(a) Let $R(t, \omega)$ denote the rotation matrix $$ R(t, \omega)=\left[\begin{array}{cc} \cos (\omega t) & -\sin (\omega t) \\ \sin (\omega t) & \cos (\omega t) \end{array}\right] . $$ Find a $2 \times 2$ matrix $G(\omega)$ such that $R(t, \omega)=e^{t G(\omega)}$.
(b) Set $A(t)=R(t, \omega) B[R(t, \omega)]^{-1}$ for $B \in \mathcal{B}$. Let $\dot{x}=A(t) x$ and define $y(t)=$ $[R(t, \omega)]^{-1} x(t)$. Show that $$ \dot{y}=[B-G(\omega)] y $$ and find the corresponding expressions for $y(t), x(t)$, for any given $x(0)$.
(c) For $$A(t)= \begin{pmatrix} -1-9(\cos(6t))^2+12\sin(6t)\cos(6t) & 12(\cos(6t))^2+9\sin(6t)\cos(6t)\\ -12(\sin(6t))^2+9\sin(6t)\cos(6t) & -1-9(\sin(6t))^2+12\sin(6t)\cos(6t)\\ \end{pmatrix}$$
, find $B, \omega$, and the eigenvalues of $B-G(\omega)$.

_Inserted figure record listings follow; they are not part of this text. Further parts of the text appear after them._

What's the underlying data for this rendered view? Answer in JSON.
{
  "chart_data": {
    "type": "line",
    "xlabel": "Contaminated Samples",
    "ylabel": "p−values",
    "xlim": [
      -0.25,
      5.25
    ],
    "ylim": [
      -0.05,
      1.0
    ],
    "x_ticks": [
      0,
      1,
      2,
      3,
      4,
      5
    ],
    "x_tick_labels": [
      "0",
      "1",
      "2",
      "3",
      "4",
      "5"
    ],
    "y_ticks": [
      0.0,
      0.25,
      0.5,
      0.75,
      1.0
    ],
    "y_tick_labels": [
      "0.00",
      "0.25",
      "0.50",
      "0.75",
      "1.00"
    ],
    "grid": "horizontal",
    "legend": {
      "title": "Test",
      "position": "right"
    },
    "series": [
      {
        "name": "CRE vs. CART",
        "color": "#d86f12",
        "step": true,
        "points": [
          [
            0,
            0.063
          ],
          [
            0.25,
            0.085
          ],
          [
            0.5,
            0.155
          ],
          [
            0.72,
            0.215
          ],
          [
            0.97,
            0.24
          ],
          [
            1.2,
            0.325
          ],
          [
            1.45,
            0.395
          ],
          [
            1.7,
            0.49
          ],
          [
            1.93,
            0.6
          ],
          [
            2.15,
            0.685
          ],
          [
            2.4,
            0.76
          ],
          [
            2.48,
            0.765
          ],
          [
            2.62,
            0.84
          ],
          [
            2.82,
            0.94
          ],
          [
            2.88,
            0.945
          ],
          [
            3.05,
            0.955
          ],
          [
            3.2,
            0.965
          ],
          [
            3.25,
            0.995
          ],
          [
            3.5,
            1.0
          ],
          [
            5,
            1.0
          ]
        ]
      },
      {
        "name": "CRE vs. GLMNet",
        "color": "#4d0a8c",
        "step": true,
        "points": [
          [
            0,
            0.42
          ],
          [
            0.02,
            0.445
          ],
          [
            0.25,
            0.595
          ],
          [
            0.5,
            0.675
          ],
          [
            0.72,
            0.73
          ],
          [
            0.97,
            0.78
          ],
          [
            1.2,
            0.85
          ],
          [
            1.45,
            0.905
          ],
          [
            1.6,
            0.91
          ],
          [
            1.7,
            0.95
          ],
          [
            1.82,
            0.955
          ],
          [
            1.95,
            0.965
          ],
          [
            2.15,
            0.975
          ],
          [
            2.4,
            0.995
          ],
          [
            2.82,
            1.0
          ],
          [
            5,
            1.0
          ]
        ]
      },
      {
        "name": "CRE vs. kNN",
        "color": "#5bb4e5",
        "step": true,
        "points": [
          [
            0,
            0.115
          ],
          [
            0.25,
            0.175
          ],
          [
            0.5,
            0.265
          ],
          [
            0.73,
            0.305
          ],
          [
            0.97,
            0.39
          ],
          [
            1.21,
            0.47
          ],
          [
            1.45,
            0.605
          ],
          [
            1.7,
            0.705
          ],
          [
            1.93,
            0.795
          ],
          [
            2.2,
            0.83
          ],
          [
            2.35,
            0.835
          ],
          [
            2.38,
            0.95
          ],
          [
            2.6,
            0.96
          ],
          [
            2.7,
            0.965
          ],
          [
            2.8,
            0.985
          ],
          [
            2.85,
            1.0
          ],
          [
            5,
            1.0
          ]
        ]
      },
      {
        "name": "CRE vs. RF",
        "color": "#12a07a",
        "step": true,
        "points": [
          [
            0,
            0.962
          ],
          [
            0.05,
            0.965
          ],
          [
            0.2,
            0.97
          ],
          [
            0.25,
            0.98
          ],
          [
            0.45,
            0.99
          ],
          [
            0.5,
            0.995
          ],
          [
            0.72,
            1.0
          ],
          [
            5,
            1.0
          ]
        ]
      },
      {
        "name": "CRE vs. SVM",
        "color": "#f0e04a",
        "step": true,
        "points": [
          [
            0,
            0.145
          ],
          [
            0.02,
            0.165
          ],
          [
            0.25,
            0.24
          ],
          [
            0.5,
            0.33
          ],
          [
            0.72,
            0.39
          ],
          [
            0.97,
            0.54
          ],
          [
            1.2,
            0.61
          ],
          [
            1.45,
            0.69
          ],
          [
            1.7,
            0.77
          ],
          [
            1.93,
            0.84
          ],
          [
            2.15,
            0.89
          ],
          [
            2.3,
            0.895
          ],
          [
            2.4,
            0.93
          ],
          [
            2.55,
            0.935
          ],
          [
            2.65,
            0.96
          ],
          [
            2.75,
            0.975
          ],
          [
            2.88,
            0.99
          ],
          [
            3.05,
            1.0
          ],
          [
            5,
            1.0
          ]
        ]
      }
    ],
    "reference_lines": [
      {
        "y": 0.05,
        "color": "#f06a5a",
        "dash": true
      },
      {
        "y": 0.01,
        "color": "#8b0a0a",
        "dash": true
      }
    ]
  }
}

(d) Based on the solution obtained in (b), to generate a $2 \times 2$ matrix $A(t)$ with negative real eigenvalues such that (1) holds, it suffices to find a $2 \times 2$ matrices $B$ and $G(\omega)$ such that there exists a nonzero vector $v$ and a $\lambda>0$ for which $[G-B(\omega)] v=\lambda v$. Prove that this requirement can be met if and only if $B \in \mathcal{B}$, where $\mathcal{B}$ is the collection of matrices having negative eigenvalues s.t $xBx>0$.
My try:
a) Proof. (a) Since $R(t, \omega)$ has two complex eigenvalues, the most efficient way I can thought of is to regard it as an element of Lie group $S O(2)$, and it suffices to find the generator $X$ for the corresponding lie algebra so(2), i.e. $$ \frac{d}{d \alpha} R(\alpha)=X R(\alpha) $$ Then we get $$ \left[\begin{array}{cc} -\sin \alpha & -\cos \alpha \\ \cos \alpha & -\sin \alpha \end{array}\right]=\left[\begin{array}{cc} 0 & -1 \\ 1 & 0 \end{array}\right]\left[\begin{array}{cc} \cos \alpha & -\sin \alpha \\ \sin \alpha & \cos \alpha \end{array}\right] $$ $X$ is a generator for the 1-dimensional lie algebra, so $$ G(\omega)=\omega \cdot\left[\begin{array}{cc} 0 & -1 \\ 1 & 0 \end{array}\right]=\left[\begin{array}{cc} 0 & -\omega \\ \omega & 0 \end{array}\right] $$ (b) We take the derivative for $x(t)=R(t, \omega) y(t)$, then $$ \begin{aligned} R^{\prime}(t, \omega) y(t)+R(t, \omega) \dot{y}(t) &=R(t, \omega) B y(t) \\ R(t, \omega) \dot{y}(t) &=\left[R(t, \omega) B-R^{\prime}(t, \omega)\right] y(t) \\ \dot{y}(t) &=\left[B-\left[R(t, \omega)^{-1}\right] R^{\prime}(t, \omega)\right] y(t) . \end{aligned} $$ It suffices to show $G(\omega)=\left[R(t, \omega)^{-1}\right] R^{\prime}(t, \omega)$ and notice that $$ \left[R(t, \omega)^{-1}\right] R^{\prime}(t, \omega)=e^{-t G(\omega)} \cdot\left(e^{t G(\omega)} \cdot G(\omega)\right)=G(\omega) . $$ Now we have
$$ \begin{aligned} &y(t)=\exp [B-G(\omega)] \cdot[R(t, \omega)]^{-1} x(0) \\ &x(t)=R(t, \omega) \exp [B-G(\omega)] \cdot[R(t, \omega)]^{-1} x(0) \end{aligned} $$
(c) For example (2), we know $\omega=6$ and $$ \begin{aligned} B=[R(t, 6)]^{-1} A(t) R(t, 6) &=\left[\begin{array}{cc} \cos (6 t) & \sin (6 t) \\ -\sin (6 t) & \cos (6 t) \end{array}\right] A(t)\left[\begin{array}{cc} \cos (6 t) & -\sin (6 t) \\ \sin (6 t) & \cos (6 t) \end{array}\right] \\ &=\left[\begin{array}{cc} \cos (6 t) & -\sin (6 t) \\ \sin (6 t) & \cos (6 t) \end{array}\right] \end{aligned} $$
Now I am stuck with mainly d) and partially c). Please help me if you can.